Lustra weneckie w szkole, a dokładniej w drzwiach do klas? Pojawiła się informacja, że dyrektor Szkoły Podstawowej im. Tadeusza Kościuszki w Kamieniu koło Chełma zamontowała je w salach lekcyjnych.
– Na pomyśle się skończyło – mówi dyrektor placówki Dorota Adamczyk. – Miałam taki pomysł, lecz z niego zrezygnowałam już we wstępnej fazie. Natomiast w drzwiach do 4 pomieszczeń w szkole, zostały zamontowane plexi, które dyskretnie pozwalają sprawdzić, jaki oddział lekcyjny ma zajęcia w danej klasie. Szkła plexi zostały zamontowane również w sekretariacie, aby każdy mógł sprawdzić, czy nie znajduje się tam obecnie więcej niż jeden interesant. 8 marca mieliśmy kontrolę z Powiatowej Stacji Sanitarno-Epidemiologicznej, paniom przypadł do gustu pomysł szkiełek plexi, doświetlenie zaciemnionej części korytarza, co poprawia bezpieczeństwo na górnym korytarzu. Dzieci są zadowolone, bo nawet spóźniając się, mogą szybko zweryfikować czy w sali jest dana klasa. Nikt z rodziców nie zgłosił negatywnych uwag.
Pomysł sprawdza się w innych szkołach
Wiele szkół stosuje podobne rozwiązania, m.in. Zespół Szkolno-Przedszkolny nr 3 w Chełmie, gdzie przeszklone drzwi obecne są już od kilkunastu lat.
– Założenie przeszklonych drzwi rozpoczęła moja poprzedniczka. Okazało się to trafnym pomysłem – przyznaje Bożena Konieczuk, dyrektor placówki. – Sprawdza się zarówno w przypadku nauczycieli, rodziców, dzieci, jak i kardy kierowniczej.

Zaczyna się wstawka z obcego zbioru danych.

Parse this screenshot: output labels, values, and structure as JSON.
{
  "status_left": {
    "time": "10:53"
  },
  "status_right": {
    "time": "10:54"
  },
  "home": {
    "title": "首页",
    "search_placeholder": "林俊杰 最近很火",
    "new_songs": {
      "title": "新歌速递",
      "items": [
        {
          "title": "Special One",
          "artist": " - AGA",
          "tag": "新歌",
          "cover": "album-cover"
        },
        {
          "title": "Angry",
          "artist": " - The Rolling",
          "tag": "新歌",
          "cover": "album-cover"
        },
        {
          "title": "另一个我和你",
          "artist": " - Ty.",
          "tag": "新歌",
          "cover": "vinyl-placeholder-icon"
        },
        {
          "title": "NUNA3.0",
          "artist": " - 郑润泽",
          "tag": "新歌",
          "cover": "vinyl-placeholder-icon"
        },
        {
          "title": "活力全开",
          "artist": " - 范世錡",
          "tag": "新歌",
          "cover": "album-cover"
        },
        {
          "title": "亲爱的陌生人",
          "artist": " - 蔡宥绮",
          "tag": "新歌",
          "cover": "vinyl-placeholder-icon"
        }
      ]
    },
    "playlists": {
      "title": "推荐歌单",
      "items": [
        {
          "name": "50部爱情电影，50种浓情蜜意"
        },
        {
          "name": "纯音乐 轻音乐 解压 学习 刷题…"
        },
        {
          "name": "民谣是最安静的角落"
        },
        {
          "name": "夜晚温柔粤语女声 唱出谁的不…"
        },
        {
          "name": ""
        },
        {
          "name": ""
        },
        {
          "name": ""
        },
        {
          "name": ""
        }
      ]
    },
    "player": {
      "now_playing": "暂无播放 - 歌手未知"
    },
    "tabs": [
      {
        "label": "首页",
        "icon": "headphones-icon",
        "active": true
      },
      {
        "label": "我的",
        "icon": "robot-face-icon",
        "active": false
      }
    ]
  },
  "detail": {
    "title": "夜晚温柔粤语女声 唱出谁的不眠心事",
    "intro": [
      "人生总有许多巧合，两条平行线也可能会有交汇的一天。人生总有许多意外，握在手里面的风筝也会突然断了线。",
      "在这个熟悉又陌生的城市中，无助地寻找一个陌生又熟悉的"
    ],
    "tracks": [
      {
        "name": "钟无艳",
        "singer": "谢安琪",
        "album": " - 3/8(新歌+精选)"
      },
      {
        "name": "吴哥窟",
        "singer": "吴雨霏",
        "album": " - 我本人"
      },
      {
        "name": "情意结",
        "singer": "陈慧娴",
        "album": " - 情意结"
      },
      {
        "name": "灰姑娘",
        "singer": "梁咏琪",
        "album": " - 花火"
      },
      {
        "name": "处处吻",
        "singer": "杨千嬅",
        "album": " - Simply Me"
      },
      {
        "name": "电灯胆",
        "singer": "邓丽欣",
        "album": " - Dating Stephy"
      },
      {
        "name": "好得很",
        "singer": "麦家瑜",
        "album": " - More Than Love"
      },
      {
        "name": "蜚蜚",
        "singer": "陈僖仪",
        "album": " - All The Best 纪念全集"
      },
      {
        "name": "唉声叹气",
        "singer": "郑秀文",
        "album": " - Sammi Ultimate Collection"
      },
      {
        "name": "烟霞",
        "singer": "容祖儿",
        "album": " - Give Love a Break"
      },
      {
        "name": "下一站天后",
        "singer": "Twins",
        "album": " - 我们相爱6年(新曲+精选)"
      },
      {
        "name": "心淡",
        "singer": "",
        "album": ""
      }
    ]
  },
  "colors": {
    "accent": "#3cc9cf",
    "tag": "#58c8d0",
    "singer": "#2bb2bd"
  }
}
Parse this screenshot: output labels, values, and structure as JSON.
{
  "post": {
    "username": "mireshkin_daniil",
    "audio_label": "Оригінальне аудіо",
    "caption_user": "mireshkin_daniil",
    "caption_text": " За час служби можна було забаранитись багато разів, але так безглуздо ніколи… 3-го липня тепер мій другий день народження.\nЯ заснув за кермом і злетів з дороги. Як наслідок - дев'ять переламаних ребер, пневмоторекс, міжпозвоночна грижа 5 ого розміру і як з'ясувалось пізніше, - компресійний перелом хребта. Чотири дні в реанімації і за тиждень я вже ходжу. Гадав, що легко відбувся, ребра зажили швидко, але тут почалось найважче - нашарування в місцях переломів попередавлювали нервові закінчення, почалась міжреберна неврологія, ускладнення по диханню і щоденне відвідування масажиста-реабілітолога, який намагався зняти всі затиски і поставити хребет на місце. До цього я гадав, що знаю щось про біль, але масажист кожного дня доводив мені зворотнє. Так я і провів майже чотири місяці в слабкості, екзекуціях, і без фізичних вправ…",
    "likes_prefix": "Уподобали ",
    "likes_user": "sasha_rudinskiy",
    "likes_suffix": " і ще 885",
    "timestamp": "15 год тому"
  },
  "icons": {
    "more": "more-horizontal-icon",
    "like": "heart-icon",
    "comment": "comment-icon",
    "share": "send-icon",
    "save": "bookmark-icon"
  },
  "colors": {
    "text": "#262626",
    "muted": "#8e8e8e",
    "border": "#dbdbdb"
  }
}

Dzieci czują się bezpiecznie, widzą gdy przechodzi dyrektor, że są obserwowani i nic im nie grozi. Nauczyciele wypuszczając dzieci do toalety, widzą gdzie zmierza, nie opuszcza budynku szkoły.
Plusy przeszkleń
– Drzwi z szybami nie przeszkadzają – przyznają nauczyciele. – Ułatwia to pracę, gdyż idąc korytarzem nie muszę otwierać drzwi, by sprawdzać jaka klasa ma zajęcia. Przejście pani pedagog wręcz dyscyplinuje uczniów.
Dyrektor Adamczyk dodaje, że jest plan, by przeszklić też inne drzwi, bo – jak słyszeliśmy – jest wiele zalet takiego rozwiązania.